Netaji Subhas Chandra Bose would do nothing of the kind. The differences of opinion between Netaji on the one hand and Gandhi, Nehru, Patel on the other are well known. Yet, Netaji did not denounce the Congress leaders. There are strong reasons to believe that he did not die in an aircrash as Japan claimed and that he eventually returned to India, living as Gumnami Baba in Faizabad where he died in 1985. This is still a raging controversy, but no one denies the fact that the Baba’s belongings, examined after his death, contained several photographs of Netaji’s parents and immediate family, telegrams from trusted veterans of the Azad Hind Fauj and various personal belongings. A small move by such a man to attack Nehru as a betrayer would have changed the course of Indian history. But he was a true patriot who put the country above him. Sometimes grand nephews have difficulty comprehending such things.

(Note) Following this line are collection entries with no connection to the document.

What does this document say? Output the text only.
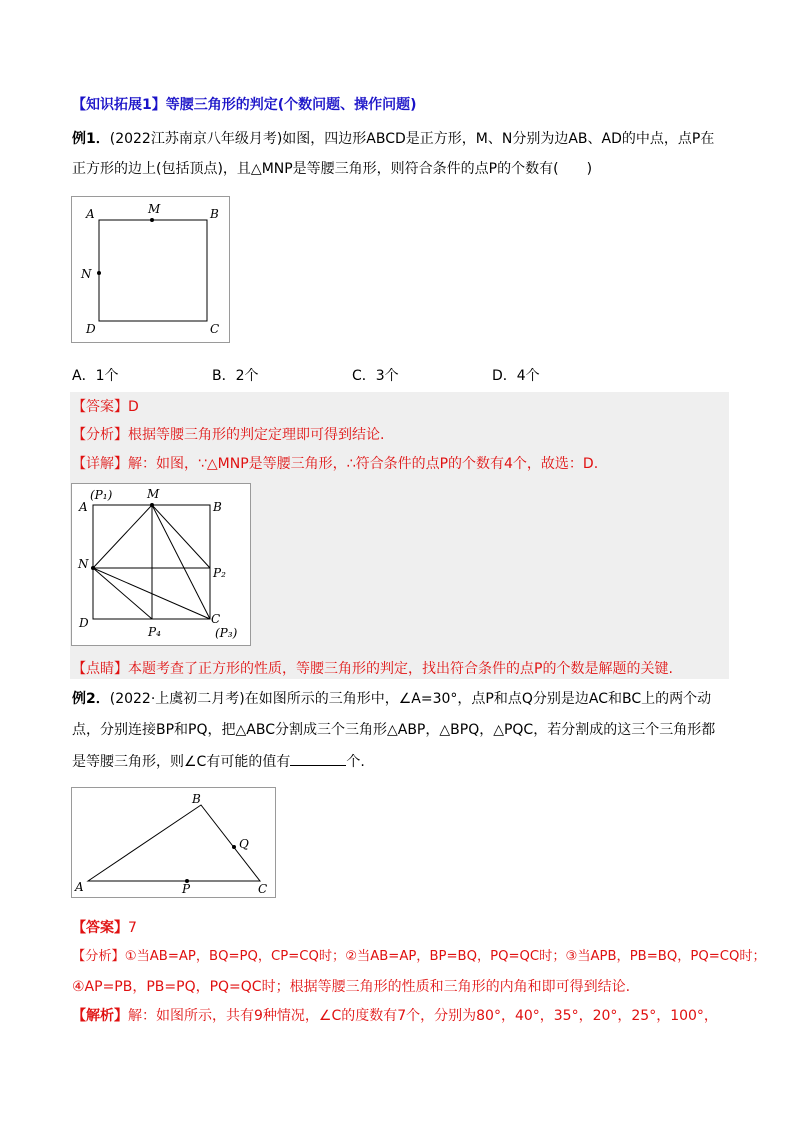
【知识拓展1】等腰三角形的判定(个数问题、操作问题)
例1．(2022江苏南京八年级月考)如图，四边形ABCD是正方形，M、N分别为边AB、AD的中点，点P在
正方形的边上(包括顶点)，且△MNP是等腰三角形，则符合条件的点P的个数有(　　)
A	M	B
N
D	C
A．1个	B．2个	C．3个	D．4个
【答案】D
【分析】根据等腰三角形的判定定理即可得到结论.
【详解】解：如图，∵△MNP是等腰三角形，∴符合条件的点P的个数有4个，故选：D.
(P₁)
A
M
B
N
P₂
D
P₄
C
(P₃)
【点睛】本题考查了正方形的性质，等腰三角形的判定，找出符合条件的点P的个数是解题的关键.
例2．(2022·上虞初二月考)在如图所示的三角形中，∠A=30°，点P和点Q分别是边AC和BC上的两个动
点，分别连接BP和PQ，把△ABC分割成三个三角形△ABP，△BPQ，△PQC，若分割成的这三个三角形都
是等腰三角形，则∠C有可能的值有	个.
B
Q
A	P	C
【答案】7
【分析】①当AB=AP，BQ=PQ，CP=CQ时；②当AB=AP，BP=BQ，PQ=QC时；③当APB，PB=BQ，PQ=CQ时；
④AP=PB，PB=PQ，PQ=QC时；根据等腰三角形的性质和三角形的内角和即可得到结论.
【解析】解：如图所示，共有9种情况，∠C的度数有7个，分别为80°，40°，35°，20°，25°，100°，
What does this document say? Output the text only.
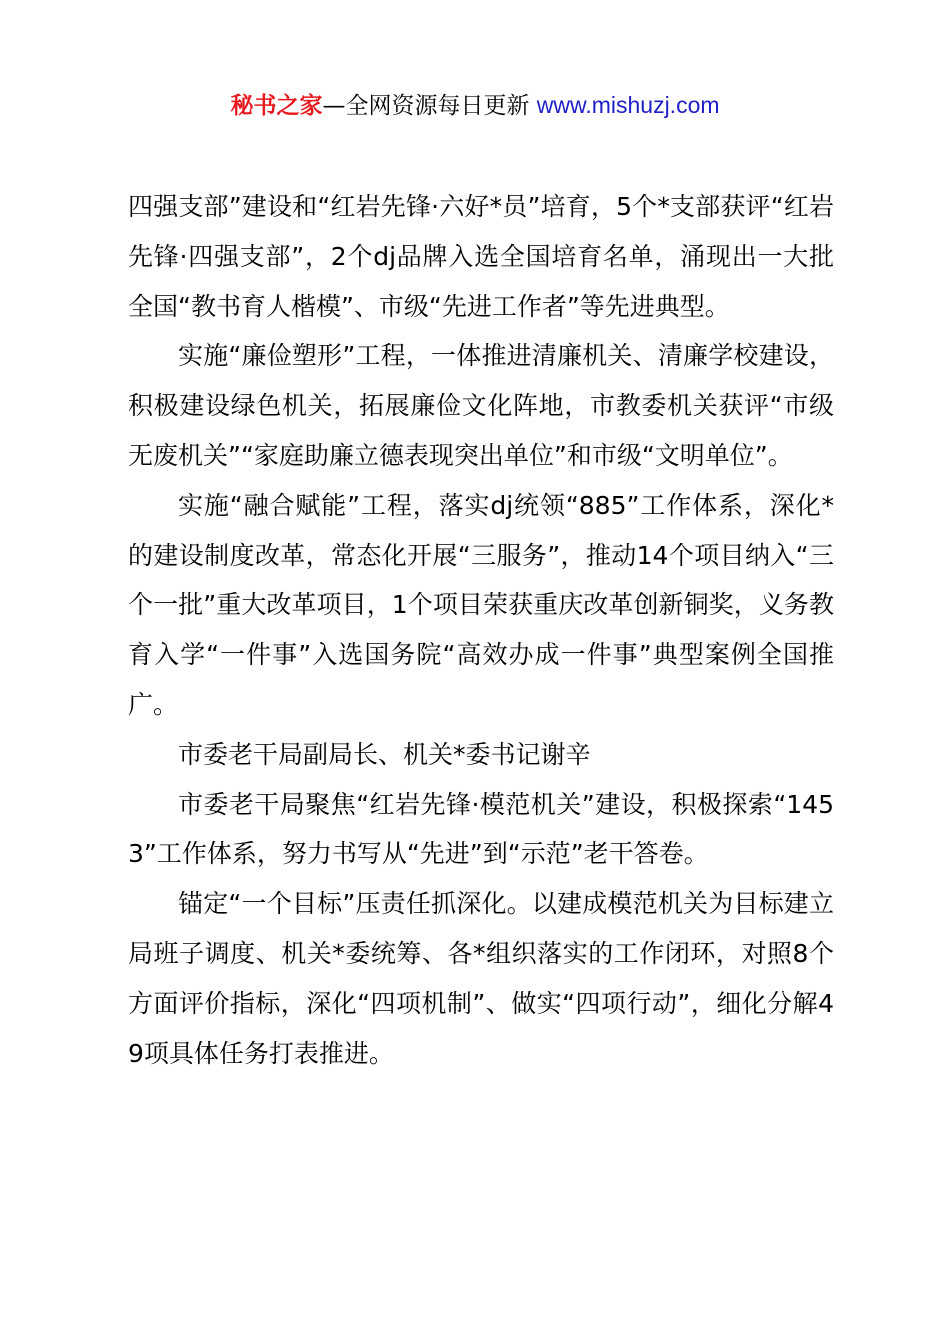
秘书之家—全网资源每日更新 www.mishuzj.com

四强支部”建设和“红岩先锋·六好*员”培育，5个*支部获评“红岩先锋·四强支部”，2个dj品牌入选全国培育名单，涌现出一大批全国“教书育人楷模”、市级“先进工作者”等先进典型。

实施“廉俭塑形”工程，一体推进清廉机关、清廉学校建设，积极建设绿色机关，拓展廉俭文化阵地，市教委机关获评“市级无废机关”“家庭助廉立德表现突出单位”和市级“文明单位”。

实施“融合赋能”工程，落实dj统领“885”工作体系，深化*的建设制度改革，常态化开展“三服务”，推动14个项目纳入“三个一批”重大改革项目，1个项目荣获重庆改革创新铜奖，义务教育入学“一件事”入选国务院“高效办成一件事”典型案例全国推广。

市委老干局副局长、机关*委书记谢辛

市委老干局聚焦“红岩先锋·模范机关”建设，积极探索“1453”工作体系，努力书写从“先进”到“示范”老干答卷。

锚定“一个目标”压责任抓深化。以建成模范机关为目标建立局班子调度、机关*委统筹、各*组织落实的工作闭环，对照8个方面评价指标，深化“四项机制”、做实“四项行动”，细化分解49项具体任务打表推进。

As irony would have it, Chandra Kumar Bose’s worthless views on Jawaharlal Nehru were exposed for what they were by not a Congressman or Indian historian or intellectual but by a Pakistani. Pervez Hoodbhoy, a physics professor in Pakistan, wasn’t replying to Bose, too inconsequential to be noticed from that distance. He was merely analysing an aspect of the India-Pakistan situation from an academic point of view. Writing last week in the venerable daily, Dawn, the professor wondered:

“What might have today’s India looked like in scientific terms if Narendra Modi, not Jawaharlal Nehru, had been India’s Prime Minister in 1947? Instead of being noted for its exceptional space programme, and brilliant string theorists, India would have become a garbage dump for every kind of crackpot science... As in Pakistan, Darwinian evolution would be considered heretical and destructive of religious faith.”

Recalling a speaking tour of India in 2005, Hoodbhoy wrote: “Without Nehru there could never have been the huge and palpable mass enthusiasm for science, manifested in many science museums within a single city... Nehru must also be credited with keeping a lid on his Generals. Immediately after partition, Nehru ordered the grand residence of the Army Chief to be vacated and instead assigned it to the Prime Minister. The move carried huge symbolism... It is nowadays becoming easier by the day for Pakistan to recognise its mirror reflection across the border.”

Chandra Kumar Bose is unlikely to see the point. Naturally. Those who don’t have it in them don’t have it in them.